Nayib Bukele, ahora, tiene un nivel de aprobación que pocos presidentes han tenido: tras cuatro años de dirigir uno de los países más pobres del hemisferio se le calcula entre el 80 y el 90 por ciento de entusiasmo. Y, por supuesto, pretende hacerse reelegir aunque la Constitución de su país no lo permita, porque tantos quieren que así sea –y que tenga cada vez más poderes, ya que redundan en el “bienestar general”. Y aparecen, por supuesto, en otros países de la región políticos que prometen políticas semejantes y ciudadanos que las piden: el bukelismo avanza.
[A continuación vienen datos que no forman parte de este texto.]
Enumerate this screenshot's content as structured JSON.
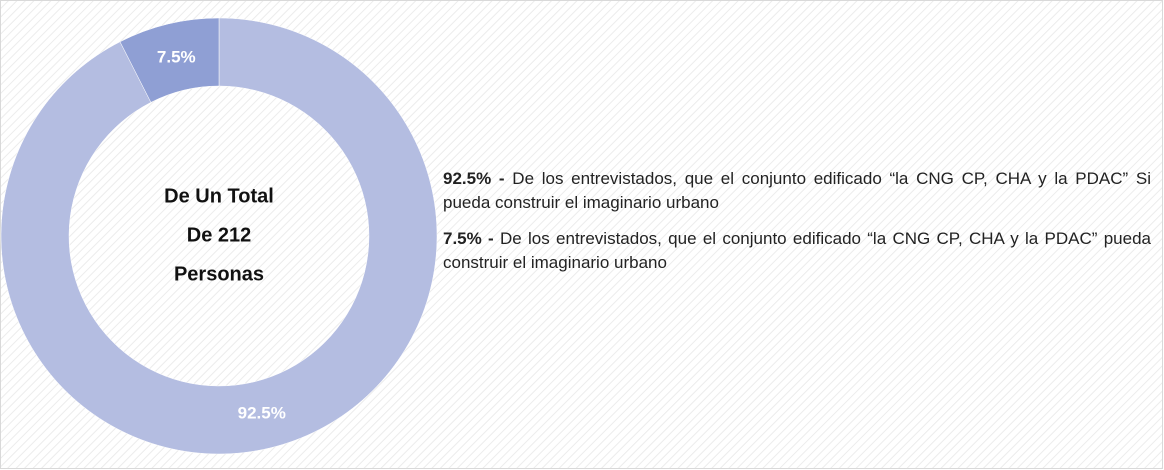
{
  "chart_data": {
    "type": "pie",
    "values": [
      92.5,
      7.5
    ],
    "value_labels": [
      "92.5%",
      "7.5%"
    ],
    "colors": [
      "#b4bde1",
      "#8f9fd4"
    ],
    "center_text": [
      "De Un Total",
      "De 212",
      "Personas"
    ],
    "annotations": [
      {
        "bold": "92.5% -",
        "text": " De los entrevistados, que el conjunto edificado “la CNG CP, CHA y la PDAC” Si pueda construir el imaginario urbano"
      },
      {
        "bold": "7.5% -",
        "text": " De los entrevistados, que el conjunto edificado “la CNG CP, CHA y la PDAC” pueda construir el imaginario urbano"
      }
    ]
  }
}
Bukele se ha vuelto un problema y un ejemplo. ¿Las democracias no podrían conseguir esos resultados sin romper sus propias leyes? En general no lo han hecho. Entonces, ¿cuánto pueden sobrevivir si no solucionan los problemas realmente urgentes? En ciertos países puede ser la violencia, el hambre o la marginación o la inflación en otros. ¿Cuánto más podrán mantener su prestigio, la ilusión de su necesidad, si no los remedian? Cuantas menos soluciones logren las democracias, más sociedades reclamarán personajes como Nayib Bukele. El peligro, en realidad, no es Bukele y El Salvador; somos todos los demás y nuestras impotencias. Con todo respeto por los ancestros fundadores: ya hay varias generaciones de ñamericanos que creen que la democracia es un medio, no un fin. Si ese medio no sirve para llegar al fin, buscan otros medios –porque, de últimas, el fin es lo que importa.
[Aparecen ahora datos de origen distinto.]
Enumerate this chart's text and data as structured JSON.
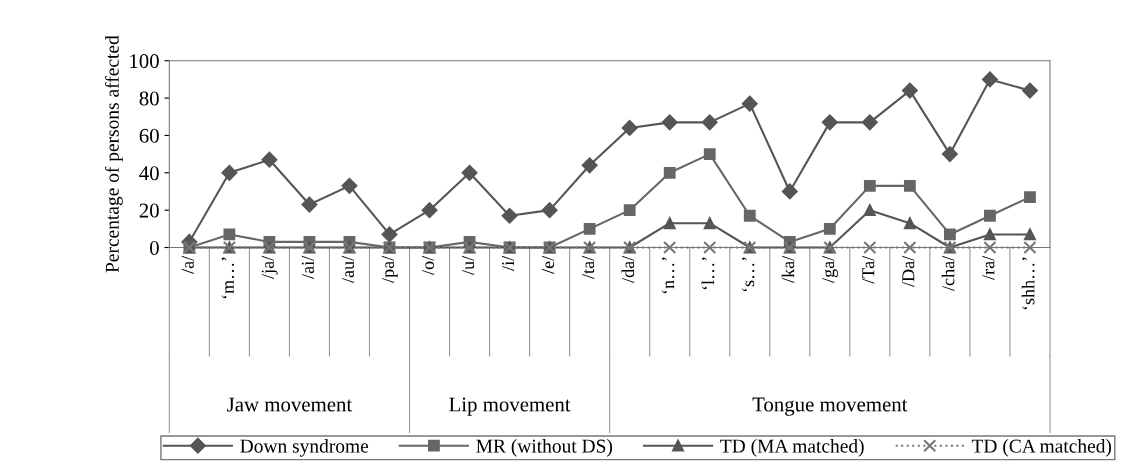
{
  "chart_data": {
    "type": "line",
    "ylabel": "Percentage of persons affected",
    "categories": [
      "/a/",
      "‘m…’",
      "/ja/",
      "/ai/",
      "/au/",
      "/pa/",
      "/o/",
      "/u/",
      "/i/",
      "/e/",
      "/ta/",
      "/da/",
      "‘n…’",
      "‘l…’",
      "‘s…’",
      "/ka/",
      "/ga/",
      "/Ta/",
      "/Da/",
      "/cha/",
      "/ra/",
      "‘shh…’"
    ],
    "series": [
      {
        "name": "Down syndrome",
        "color": "#555555",
        "marker": "diamond",
        "line_style": "solid",
        "values": [
          3,
          40,
          47,
          23,
          33,
          7,
          20,
          40,
          17,
          20,
          44,
          64,
          67,
          67,
          77,
          30,
          67,
          67,
          84,
          50,
          90,
          84
        ]
      },
      {
        "name": "MR (without DS)",
        "color": "#666666",
        "marker": "square",
        "line_style": "solid",
        "values": [
          0,
          7,
          3,
          3,
          3,
          0,
          0,
          3,
          0,
          0,
          10,
          20,
          40,
          50,
          17,
          3,
          10,
          33,
          33,
          7,
          17,
          27
        ]
      },
      {
        "name": "TD (MA matched)",
        "color": "#555555",
        "marker": "triangle",
        "line_style": "solid",
        "values": [
          0,
          0,
          0,
          0,
          0,
          0,
          0,
          0,
          0,
          0,
          0,
          0,
          13,
          13,
          0,
          0,
          0,
          20,
          13,
          0,
          7,
          7
        ]
      },
      {
        "name": "TD (CA matched)",
        "color": "#777777",
        "marker": "cross",
        "line_style": "dotted",
        "values": [
          0,
          0,
          0,
          0,
          0,
          0,
          0,
          0,
          0,
          0,
          0,
          0,
          0,
          0,
          0,
          0,
          0,
          0,
          0,
          0,
          0,
          0
        ]
      }
    ],
    "ylim": [
      0,
      100
    ],
    "yticks": [
      0,
      20,
      40,
      60,
      80,
      100
    ],
    "grid": false,
    "legend": "bottom",
    "annotations": [
      "Jaw movement",
      "Lip movement",
      "Tongue movement"
    ]
  }
}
¿Qué les oponemos, qué argumentamos? ¿Que ese método autoritario pone en riesgo a todos los ciudadanos, que cualquiera puede ser encarcelado y sobre todo cualquiera que se oponga al Gobierno? Es así, sin duda –y es terrible–, pero la mayoría de los ciudadanos imagina que a ellos no les puede pasar porque ellos no se meten, que lo que quieren es vivir tranquilos y que con las pandillas no podían y ahora sí. Y sí, es necesario denunciar a los Bukeles cuando avanzan sobre las libertades que deberíamos tener –pero no sirve para nada. Esas libertades deben usarse para solucionar los problemas urgentes de los ciudadanos –y no para cantar su belleza indudable. O las democracias se dan cuenta de que no les alcanza con existir y mostrar su magnífico perfil heleno, o los Bukeles de este mundo se van a quedar con casi todo.
Ya: importa empezar ya. Quizá nos queda algo de tiempo todavía –pero la palabra clave es todavía.